Asia’s share of global GDP and merchandise exports expanded sharply between 1995 and 2025, bringing the region’s economic and trade influence far closer to its long-standing demographic scale.

Asia entered the mid-1990s as the world’s largest demographic centre, accounting for nearly 60% of the global population, but with a significantly smaller share of global GDP and merchandise exports. Over the following three decades, the region’s economic and trade weight expanded sharply as industrialisation, manufacturing expansion and deepening supply-chain integration transformed Asia’s position in the global economy.

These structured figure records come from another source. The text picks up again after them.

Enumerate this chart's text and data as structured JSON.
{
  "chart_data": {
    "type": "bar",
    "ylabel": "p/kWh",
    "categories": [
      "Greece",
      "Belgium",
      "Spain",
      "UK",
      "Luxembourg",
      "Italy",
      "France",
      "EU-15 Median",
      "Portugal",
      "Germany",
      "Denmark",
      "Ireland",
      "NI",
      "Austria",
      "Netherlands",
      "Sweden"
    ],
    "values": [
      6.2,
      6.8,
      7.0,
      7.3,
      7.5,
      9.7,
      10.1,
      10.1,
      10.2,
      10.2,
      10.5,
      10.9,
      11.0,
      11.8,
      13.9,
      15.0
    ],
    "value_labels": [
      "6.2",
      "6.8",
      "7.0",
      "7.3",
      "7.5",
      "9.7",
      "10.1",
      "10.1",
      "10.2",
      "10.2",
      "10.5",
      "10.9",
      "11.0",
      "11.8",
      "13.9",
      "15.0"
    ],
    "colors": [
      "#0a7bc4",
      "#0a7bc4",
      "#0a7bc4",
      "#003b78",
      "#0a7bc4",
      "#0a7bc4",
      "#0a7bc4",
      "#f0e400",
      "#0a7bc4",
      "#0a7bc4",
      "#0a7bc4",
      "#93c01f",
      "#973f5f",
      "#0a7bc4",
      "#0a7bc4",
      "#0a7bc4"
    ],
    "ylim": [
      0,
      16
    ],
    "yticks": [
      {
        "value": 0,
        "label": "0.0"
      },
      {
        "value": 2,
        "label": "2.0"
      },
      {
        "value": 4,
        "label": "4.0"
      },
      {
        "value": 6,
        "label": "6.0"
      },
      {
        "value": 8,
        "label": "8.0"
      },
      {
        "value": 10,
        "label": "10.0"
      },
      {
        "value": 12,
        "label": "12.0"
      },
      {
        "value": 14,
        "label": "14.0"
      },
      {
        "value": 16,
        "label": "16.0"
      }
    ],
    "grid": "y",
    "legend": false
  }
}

Asia’s share of global GDP increased from 30% in 1995 to 35% in 2025, while its share of global merchandise exports rose from 28% to 37% over the same period. In absolute terms, Asia’s GDP expanded from USD 9.4 trillion to USD 41 trillion, while merchandise exports increased from USD 1.4 trillion to USD 9.8 trillion. Major turning points that shaped this transformation included the Asian Financial Crisis, China’s WTO accession in 2001, the rise of regional supply chains during the 2010s and the region’s strengthening position in advanced manufacturing sectors during the 2020s.

These trends reflect a historic rebalancing of the global economy toward Asia, as the region evolved from a predominantly demographic centre into one of the world’s primary hubs of manufacturing, trade, industrial production and economic growth.